Four white South Africans Wednesday faced a fine in court after pleading guilty to humiliating five black housekeepers in a video depicting racial abuse at their former university.
They made the video in 2007 as students at the University of Free State in protest at plans to integrate student housing.
One clip showed a young man apparently urinating into a bowl of stew and then serving it to the housekeepers. It ended with the words: "That, at the end of the day, is what we think of integration."
The video sparked an international scandal when it landed on the Internet in February 2008.
In a sentencing hearing Wednesday, both the defence and the prosecution said the four should face only a fine as punishment, after they pleaded guilty to the charge of crimen injuria, or seriously impairing the dignity of the five housekeepers.

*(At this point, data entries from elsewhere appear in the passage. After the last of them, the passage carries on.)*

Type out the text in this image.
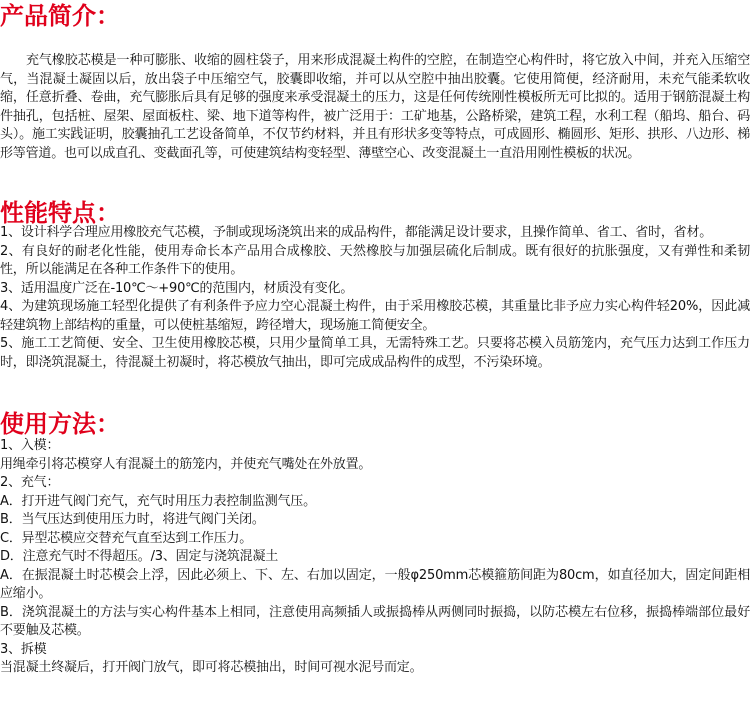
产品简介：
充气橡胶芯模是一种可膨胀、收缩的圆柱袋子，用来形成混凝土构件的空腔，在制造空心构件时，将它放入中间，并充入压缩空气，当混凝土凝固以后，放出袋子中压缩空气，胶囊即收缩，并可以从空腔中抽出胶囊。它使用简便，经济耐用，未充气能柔软收缩，任意折叠、卷曲，充气膨胀后具有足够的强度来承受混凝土的压力，这是任何传统刚性模板所无可比拟的。适用于钢筋混凝土构件抽孔，包括桩、屋架、屋面板柱、梁、地下道等构件，被广泛用于：工矿地基，公路桥梁，建筑工程，水利工程（船坞、船台、码头）。施工实践证明，胶囊抽孔工艺设备简单，不仅节约材料，并且有形状多变等特点，可成圆形、椭圆形、矩形、拱形、八边形、梯形等管道。也可以成直孔、变截面孔等，可使建筑结构变轻型、薄壁空心、改变混凝土一直沿用刚性模板的状况。
性能特点：

1、设计科学合理应用橡胶充气芯模，予制或现场浇筑出来的成品构件，都能满足设计要求，且操作简单、省工、省时，省材。

2、有良好的耐老化性能，使用寿命长本产品用合成橡胶、天然橡胶与加强层硫化后制成。既有很好的抗胀强度，又有弹性和柔韧性，所以能满足在各种工作条件下的使用。

3、适用温度广泛在-10℃～+90℃的范围内，材质没有变化。

4、为建筑现场施工轻型化提供了有利条件予应力空心混凝土构件，由于采用橡胶芯模，其重量比非予应力实心构件轻20%，因此减轻建筑物上部结构的重量，可以使桩基缩短，跨径增大，现场施工简便安全。

5、施工工艺简便、安全、卫生使用橡胶芯模，只用少量简单工具，无需特殊工艺。只要将芯模入员筋笼内，充气压力达到工作压力时，即浇筑混凝土，待混凝土初凝时，将芯模放气抽出，即可完成成品构件的成型，不污染环境。

使用方法：

1、入模：

用绳牵引将芯模穿人有混凝土的筋笼内，并使充气嘴处在外放置。

2、充气：

A．打开进气阀门充气，充气时用压力表控制监测气压。

B．当气压达到使用压力时，将进气阀门关闭。

C．异型芯模应交替充气直至达到工作压力。

D．注意充气时不得超压。/3、固定与浇筑混凝土

A．在振混凝土时芯模会上浮，因此必须上、下、左、右加以固定，一般φ250mm芯模箍筋间距为80cm，如直径加大，固定间距相应缩小。

B．浇筑混凝土的方法与实心构件基本上相同，注意使用高频插人或振捣棒从两侧同时振捣，以防芯模左右位移，振捣棒端部位最好不要触及芯模。

3、拆模

当混凝土终凝后，打开阀门放气，即可将芯模抽出，时间可视水泥号而定。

Defence lawyer Kemp J Kemp requested a 5,000-rand (680-dollar, 525-euro fine) fine, while prosecutor Johan Kruger sought three times that amount.
"They deliberately manipulated the five cleaners because they are illiterate," Kruger told the court.
Magistrate Mziwonke Hinxa said he would decide on the sentence on Friday.
In the statement the boys denied urinating on the food, saying: "It was an act meant to look like urine."
Mediation efforts had failed to resolve the case, with the housekeepers saying they wanted to pursue a trial against the students. The guilty plea avoided what could have been an emotive trial.
Kemp told the court that the students had not intended to humiliate the housekeepers, but later realised they had done just that.
"The accused did not realise the effect of the video and what it would have on the university and the plaintiffs. They now, in retrospect, accept that the use of the workers for the video was insensitive, ill considered and wrong," he said.
The video was shot at a time when the University of Free State was introducing racial integration at student hostels, following decades of race-based hostel allocation.
Throughout the video, the workers were voluntary contributors, who could have withdrawn at any time and understood they were acting, Kemp said.
Kemp said the students had good relations with the workers until the video hit the Internet.
None of the young men -- Johnny Roberts, Schalk van der Merwe, RC Malherbe and Danie Grobler -- are still studying at the university.
The whites-only male hostel where the video was shot was later shut down and eventually re-opened as a diversity centre to address issues of racism, sexism, xenophobia and reconciliation.
In October last year, university rector Jonathan Jansen came under fire when he announced the school was withdrawing disciplinary charges against the students, in an attempt to promote reconciliation.
Jansen was heavily criticised for choosing reconciliation over retribution, igniting further debate about the limits of forgiveness in a nation that has already forgiven much of its racist past.
He invited the students to return to campus to finish their studies -- an offer none accepted.
The five workers have also launched a civil case at the Bloemfontein Equality Court, where each of the students face are being sued for one million rand (136,00 dollars, 105,000 euros).